Wednesday 4 November 2020

Inanna Underground Blurb/Pitch



 I haven’t talked much recently about what I’m writing and Grubstlodger was a place where I intended to intersect ideas of eighteenth century writing and my own scribblings from the outlands. Currently I’m working in a psychological thriller called Inanna Underground and to help structure the thing in my head, I wrote a little blurb/pitch.




The Cricklewood branch of a bunker enthusiast club meet on a cold, September morning, excited to open their pride and joy to the waiting public. During safety checks they make a grim discovery. Inanna had joined them the winter before and her unpredictable joie de vivre had changed the life of each member for better, worse or both. Now her body is lifeless in their prize bunker.

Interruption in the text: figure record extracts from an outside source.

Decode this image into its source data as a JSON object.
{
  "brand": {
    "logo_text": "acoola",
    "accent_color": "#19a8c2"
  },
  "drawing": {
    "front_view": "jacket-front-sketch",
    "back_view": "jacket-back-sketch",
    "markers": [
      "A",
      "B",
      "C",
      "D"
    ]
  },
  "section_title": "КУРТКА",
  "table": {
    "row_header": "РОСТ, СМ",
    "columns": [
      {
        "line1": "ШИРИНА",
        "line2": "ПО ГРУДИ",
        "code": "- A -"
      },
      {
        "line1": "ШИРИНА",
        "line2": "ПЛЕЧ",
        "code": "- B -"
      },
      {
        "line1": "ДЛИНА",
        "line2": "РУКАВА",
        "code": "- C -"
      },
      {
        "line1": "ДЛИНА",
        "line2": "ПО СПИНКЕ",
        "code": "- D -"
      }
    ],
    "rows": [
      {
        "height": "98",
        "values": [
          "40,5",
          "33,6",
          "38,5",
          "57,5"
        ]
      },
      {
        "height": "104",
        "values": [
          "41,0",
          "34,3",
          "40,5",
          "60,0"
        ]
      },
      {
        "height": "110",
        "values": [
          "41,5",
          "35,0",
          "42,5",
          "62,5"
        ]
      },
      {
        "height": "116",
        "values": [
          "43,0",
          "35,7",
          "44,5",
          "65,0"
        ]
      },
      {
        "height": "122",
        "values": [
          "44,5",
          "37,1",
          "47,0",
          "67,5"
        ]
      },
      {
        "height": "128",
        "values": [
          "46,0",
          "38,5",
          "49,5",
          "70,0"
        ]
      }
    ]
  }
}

What series of misadventures led Inanna underground?



I’m really enjoying writing this book, it’s a little different to my usual novels, with a tighter plot and style, dealing with the intricate social connections of a small group of characters. It came from an unexpected pairing of two semi-ideas for novels floating about in my head and gave me that very satisfying feeling as more and more pieces clicked into place.

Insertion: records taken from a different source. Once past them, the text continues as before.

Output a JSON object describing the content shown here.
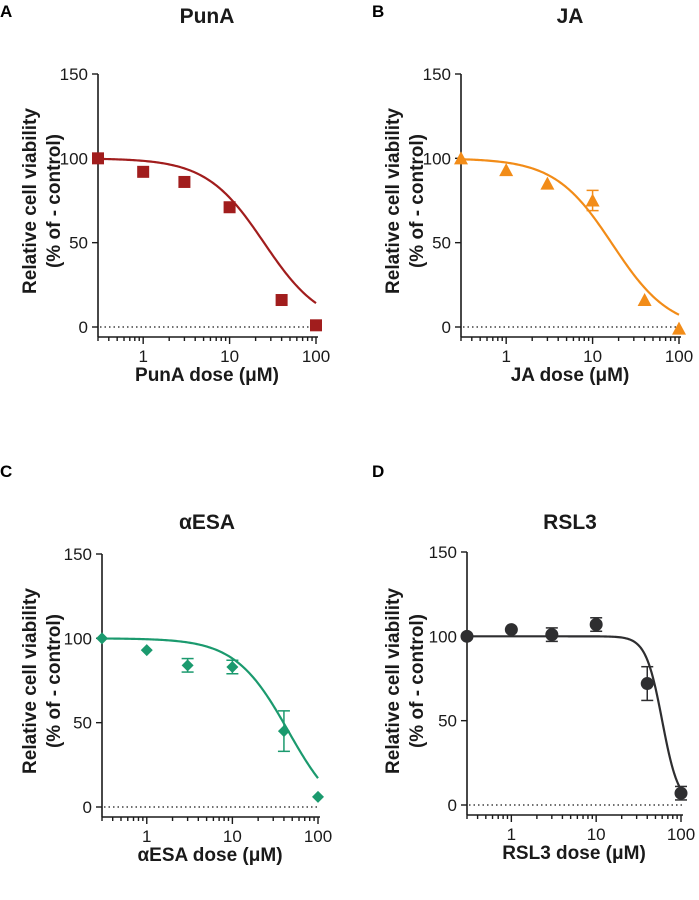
{
  "chart_data": [
    {
      "type": "scatter",
      "panel": "A",
      "title": "PunA",
      "xlabel": "PunA dose (μM)",
      "ylabel_lines": [
        "Relative cell viability",
        "(% of - control)"
      ],
      "xscale": "log",
      "xlim": [
        0.3,
        100
      ],
      "ylim": [
        0,
        150
      ],
      "xticks": [
        1,
        10,
        100
      ],
      "xtick_labels": [
        "1",
        "10",
        "100"
      ],
      "yticks": [
        0,
        50,
        100,
        150
      ],
      "ytick_labels": [
        "0",
        "50",
        "100",
        "150"
      ],
      "zero_reference_line": true,
      "color": "#a11d1d",
      "marker": "square",
      "series": [
        {
          "name": "PunA",
          "x": [
            0.3,
            1,
            3,
            10,
            40,
            100
          ],
          "y": [
            100,
            92,
            86,
            71,
            16,
            1
          ],
          "err": [
            0,
            0,
            0,
            0,
            0,
            0
          ]
        }
      ],
      "fit": {
        "top": 100,
        "bottom": 0,
        "ec50": 25,
        "hill": 1.3
      }
    },
    {
      "type": "scatter",
      "panel": "B",
      "title": "JA",
      "xlabel": "JA dose (μM)",
      "ylabel_lines": [
        "Relative cell viability",
        "(% of - control)"
      ],
      "xscale": "log",
      "xlim": [
        0.3,
        100
      ],
      "ylim": [
        0,
        150
      ],
      "xticks": [
        1,
        10,
        100
      ],
      "xtick_labels": [
        "1",
        "10",
        "100"
      ],
      "yticks": [
        0,
        50,
        100,
        150
      ],
      "ytick_labels": [
        "0",
        "50",
        "100",
        "150"
      ],
      "zero_reference_line": true,
      "color": "#f28c18",
      "marker": "triangle",
      "series": [
        {
          "name": "JA",
          "x": [
            0.3,
            1,
            3,
            10,
            40,
            100
          ],
          "y": [
            100,
            93,
            85,
            75,
            16,
            -1
          ],
          "err": [
            0,
            0,
            0,
            6,
            0,
            0
          ]
        }
      ],
      "fit": {
        "top": 100,
        "bottom": -2,
        "ec50": 17,
        "hill": 1.3
      }
    },
    {
      "type": "scatter",
      "panel": "C",
      "title": "αESA",
      "xlabel": "αESA dose (μM)",
      "ylabel_lines": [
        "Relative cell viability",
        "(% of - control)"
      ],
      "xscale": "log",
      "xlim": [
        0.3,
        100
      ],
      "ylim": [
        0,
        150
      ],
      "xticks": [
        1,
        10,
        100
      ],
      "xtick_labels": [
        "1",
        "10",
        "100"
      ],
      "yticks": [
        0,
        50,
        100,
        150
      ],
      "ytick_labels": [
        "0",
        "50",
        "100",
        "150"
      ],
      "zero_reference_line": true,
      "color": "#1b9a6e",
      "marker": "diamond",
      "series": [
        {
          "name": "αESA",
          "x": [
            0.3,
            1,
            3,
            10,
            40,
            100
          ],
          "y": [
            100,
            93,
            84,
            83,
            45,
            6
          ],
          "err": [
            0,
            0,
            4,
            4,
            12,
            0
          ]
        }
      ],
      "fit": {
        "top": 100,
        "bottom": -10,
        "ec50": 45,
        "hill": 1.4
      }
    },
    {
      "type": "scatter",
      "panel": "D",
      "title": "RSL3",
      "xlabel": "RSL3 dose (μM)",
      "ylabel_lines": [
        "Relative cell viability",
        "(% of - control)"
      ],
      "xscale": "log",
      "xlim": [
        0.3,
        100
      ],
      "ylim": [
        0,
        150
      ],
      "xticks": [
        1,
        10,
        100
      ],
      "xtick_labels": [
        "1",
        "10",
        "100"
      ],
      "yticks": [
        0,
        50,
        100,
        150
      ],
      "ytick_labels": [
        "0",
        "50",
        "100",
        "150"
      ],
      "zero_reference_line": true,
      "color": "#2e2e30",
      "marker": "circle",
      "series": [
        {
          "name": "RSL3",
          "x": [
            0.3,
            1,
            3,
            10,
            40,
            100
          ],
          "y": [
            100,
            104,
            101,
            107,
            72,
            7
          ],
          "err": [
            0,
            0,
            4,
            4,
            10,
            4
          ]
        }
      ],
      "fit": {
        "top": 100,
        "bottom": 0,
        "ec50": 60,
        "hill": 4.5
      }
    }
  ]
}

However, I have two main misgivings as I write the text:


The first is the horrible cliché of starting with a woman’s body being found which I generally find a pretty loathsome way to start a story. I tried recasting the body in the bunker with the other members of the club but only makes sense if its Inanna. In my defence, she’s not an inciting incident but the main character, most of the book tells of her interactions with the other club members and I can promise the solution to the mystery is not as hackneyed as a killer. 


The other is the narrator. Stuart is one of the members of the Cricklewood branch, a man with an obsession for detail who is proud of his lack of imagination, which he thinks makes him more accurate. My hope is that there’s a sense of tension, and even humour, between Stuart’s detailed account and the big picture forming in the reader’s head. If I pull his style off, I think it’ll be something pretty special, though I’m not exactly there yet.


I’d be interested in what anybody thinks of this piece from the glimpse of it and if anyone has books of a similar nature they could recommend I try.